Saturday, November 7, 2009


Mujadarah is a simple Middle Eastern dish that consists of rice/wheat/groats and black/brown lentils together with browned onions that were sauteed in olive oil.It is also known as mejadra,mudardara or moujadra and has several regional versions.The versions are sometimes based on the lentils used -Brown mujadarah with its brown/black lentils ( whole black masoor dal) or Yellow version which uses red split lentils (split masoor or red gram dal).Sometimes the different versions can be based on whether the lentils are pureed or not.Plainly speaking we can say that this is a Middle eastern cousin of Indian Khichdi or lets say its is a variation of Savoury Pongal especially when it is made using yellow dal.

I came across this in Nupur's Blog and it looked soooooooo good and so easy that I immediately tried it out and the results were great.You can use brown lentils (whole black masoor dal) or French Green Lentils for this brown version.Nupur has used sprouted brown lentils.Refer here for various options and substitutes.Though there are two variants of Mujadarah as per wiki one yellow with red split lentils (orange/red masoor dal) and other brown using Brown lentils,as per Lindy from whom Nupur adapted the recipe,orange masoor is not preferred as it gets cooked too fast.So I think we can stick to moong dal/toor dal while making a yellow version just like Pongal.
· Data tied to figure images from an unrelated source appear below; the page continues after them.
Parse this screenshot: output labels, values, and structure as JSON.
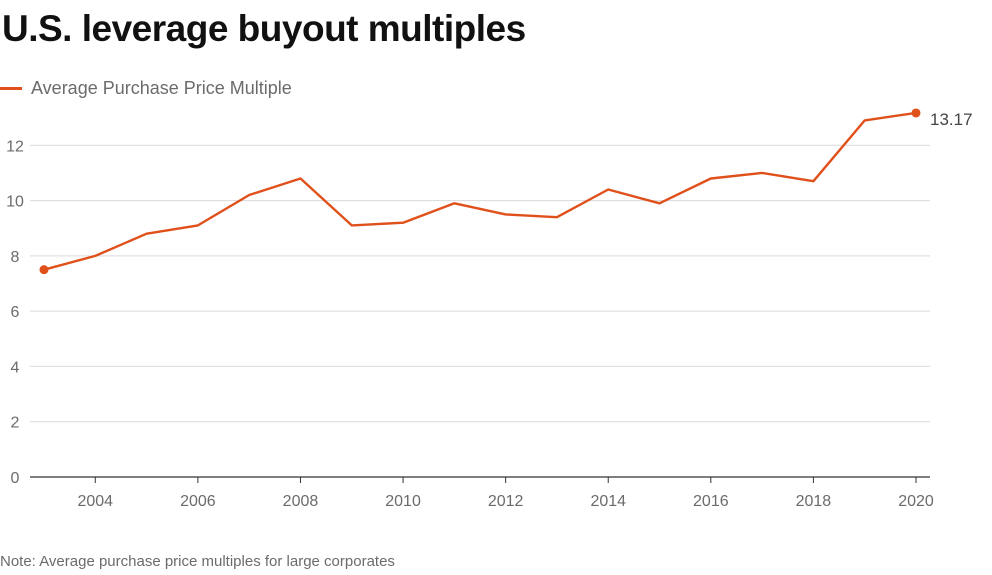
{
  "colors": {
    "series": "#e0501b",
    "grid": "#d9d9d9",
    "axis": "#333333",
    "text_muted": "#6b6b6b"
  },
  "chart_data": {
    "type": "line",
    "title": "U.S. leverage buyout multiples",
    "note": "Note: Average purchase price multiples for large corporates",
    "xlabel": "",
    "ylabel": "",
    "grid": true,
    "legend_placement": "top-left",
    "xlim": [
      2003,
      2020
    ],
    "ylim": [
      0,
      14
    ],
    "y_ticks": [
      0,
      2,
      4,
      6,
      8,
      10,
      12
    ],
    "x_ticks": [
      2004,
      2006,
      2008,
      2010,
      2012,
      2014,
      2016,
      2018,
      2020
    ],
    "series": [
      {
        "name": "Average Purchase Price Multiple",
        "x": [
          2003,
          2004,
          2005,
          2006,
          2007,
          2008,
          2009,
          2010,
          2011,
          2012,
          2013,
          2014,
          2015,
          2016,
          2017,
          2018,
          2019,
          2020
        ],
        "values": [
          7.5,
          8.0,
          8.8,
          9.1,
          10.2,
          10.8,
          9.1,
          9.2,
          9.9,
          9.5,
          9.4,
          10.4,
          9.9,
          10.8,
          11.0,
          10.7,
          12.9,
          13.17
        ]
      }
    ],
    "annotations": [
      {
        "x": 2020,
        "y": 13.17,
        "text": "13.17"
      }
    ]
  }
}
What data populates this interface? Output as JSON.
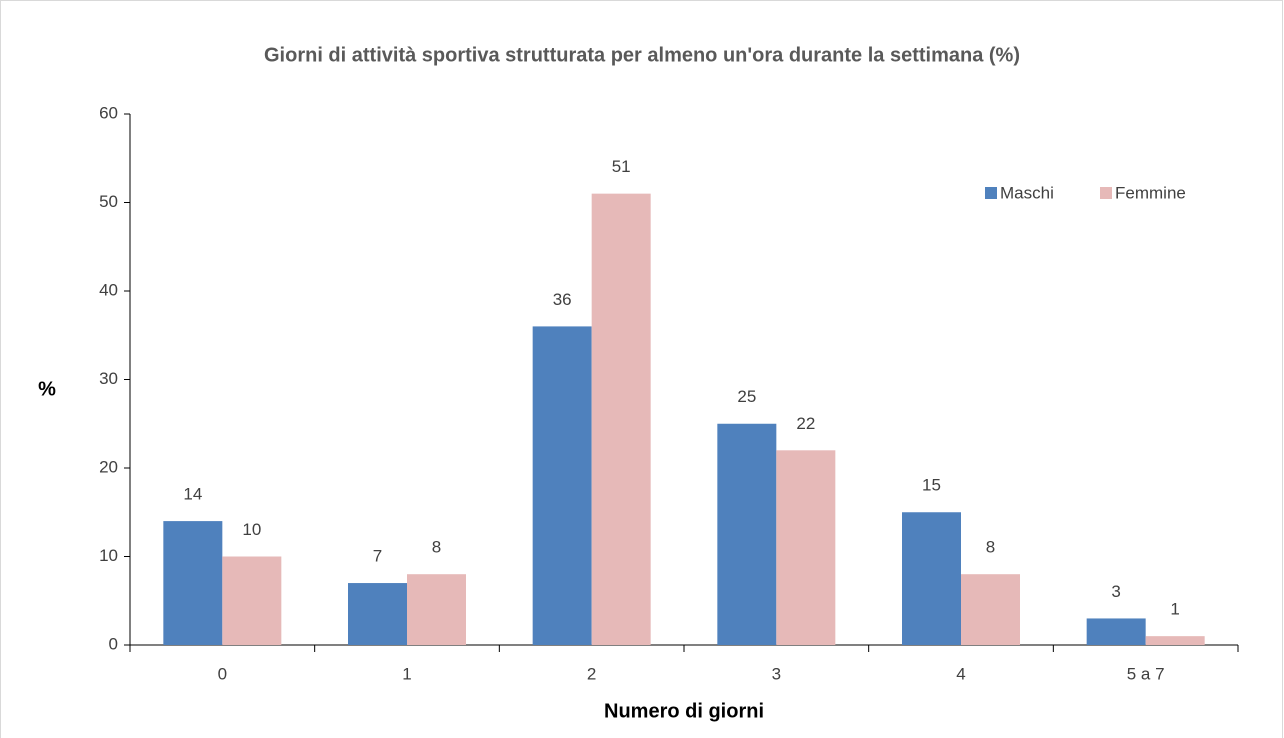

Long Grained Rice (Basmati):1/2 cup
Brown Lentils (Whole Black Masoor) :1/2 cup
Red Onions: 2-3 big (Use as much onions as you like) chopped long and thin
Olive Oil: 2 tbsp +
Cilantro :For garnish

I soaked the lentils in hot water for an hour .You can omit this step.I did this as I was unsure whether they will cook as fast as Basmati which takes little time only.Cook the rice and lentils together till tender.This can be done in a big pan on stove top or pressure cooker as per choice.I did stove top cooking only.

Heat olive oil in a frying pan and saute thin and fine chopped onions till brown.This may take 20+ minutes.

Season the rice-lentil mix with adequate salt and generous grating of pepper.Add the browned onions along with the oil if any and mix well and cover and keep aside for 10-15 minutes till the flavours are absorbed.

Serve hot garnished with cilantro/parsley along with choice of accompaniments.

I completely agree with Nupur.You have to eat it to believe it.Awesome it was.Thanks Nupur for the hearty recipe.Do read her verdict and checkout the beautiful pic.Mine is not a patch on it as I could not wait to taste it.The estimate serves 2 or 1 depending on your greed ;).Oh, Ok,a little part also goes to MLLA #17 : an event by the Well Seasoned Susan and currently at Sra of when my Soup came alive


Priya Suresh said...

SUch a healthy and filling dish, looks prefect!

sra said...

Thanks, Sweatha, for parting with some for us :) This sounds like a nice, uncomplicated recipe.

I find black masoor particularly hard to cook, not that I use it much. The second or third time I tried cooking it, I made sure to soak it ahead.

Sunshinemom said...

I love saboot masur with rice. This one is naturally strikes me as SUPERB!

Yasmeen said...

Super good,this looks very similar to the Koshary from egyptian cuisine,love the lentils :D

Supriya said...

Looks good...same thoughts as Yasmeen said...

Healthy n yummy dish dear...

Tina said...

Yummy dish....

Parita said...

That is seriously very easy and delicious dish!

ST said...

Healthy and yummy dish dear:)

Cham said...

Black masoor I never cooked before. Looks delicious and nutritious too!